私たちは何かに行き詰まると、つい白黒をはっきりさせて、早く答えを出したくなります。モヤモヤした状態のままでいるのは、どこか落ち着かなくて居心地が悪いものだから。
けれど、東洋思想が教える「陰陽」のバランスのように、物事には満ちる時期と、そうではない時期があります。今はまだ光が当たっていないように思えても、それは次の流れを迎えるための、大切な「陰」の蓄え。無理に答えを絞り出そうとすることは、まだ硬い蕾をこじ開けようとするのと同じなのかもしれません。
人生の答えというものは、いつも少し後からついてくるものです。カードの絵柄が、時間の経過とともにまったく違う意味を持って見えてくるように、今の迷いも、いつか腑に落ちる時が必ず訪れます。

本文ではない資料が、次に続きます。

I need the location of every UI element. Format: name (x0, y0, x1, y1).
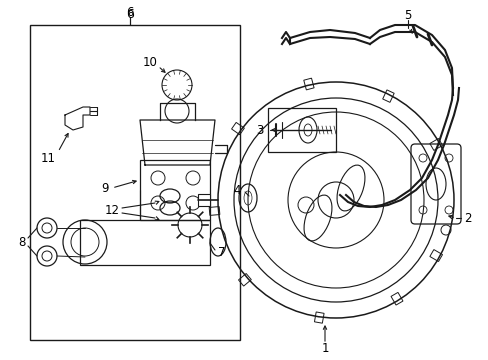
Text: 10: 10 (142, 55, 157, 68)
Text: 3: 3 (256, 123, 263, 136)
Bar (382, 90, 393, 102)
Text: 6: 6 (126, 8, 134, 21)
Text: 2: 2 (463, 212, 471, 225)
Text: 5: 5 (404, 9, 411, 22)
Bar (198, 194, 209, 206)
Bar (238, 274, 251, 286)
Text: 8: 8 (18, 235, 26, 248)
Bar (30, 25, 240, 340)
Bar (314, 312, 324, 323)
Text: 4: 4 (233, 184, 240, 197)
Bar (80, 220, 209, 265)
Bar (303, 78, 313, 90)
Bar (390, 292, 402, 305)
Bar (140, 160, 209, 220)
Text: 11: 11 (41, 152, 55, 165)
Text: 7: 7 (218, 247, 225, 260)
Bar (231, 122, 244, 135)
Text: 12: 12 (104, 203, 119, 216)
Bar (429, 249, 442, 261)
Bar (429, 139, 442, 150)
Bar (267, 108, 335, 152)
Text: 1: 1 (321, 342, 328, 355)
Text: 9: 9 (101, 181, 108, 194)
Text: 6: 6 (126, 5, 134, 18)
Bar (209, 207, 220, 215)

もし今、何かの選択や進路に迷っているなら、今日はその答えをいったん保留にしてみませんか。
すぐに解決しようとせず、わからないままの自分を置いておく。それも、自分の心を守るための、ひとつの大切な選択です。焦らなくても、季節が巡るように、あなたの流れも自然と動き出します。
静かにお茶を淹れて、ただ「今」の呼吸に意識を向ける。そんな穏やかな時間が、今のあなたに届きますように。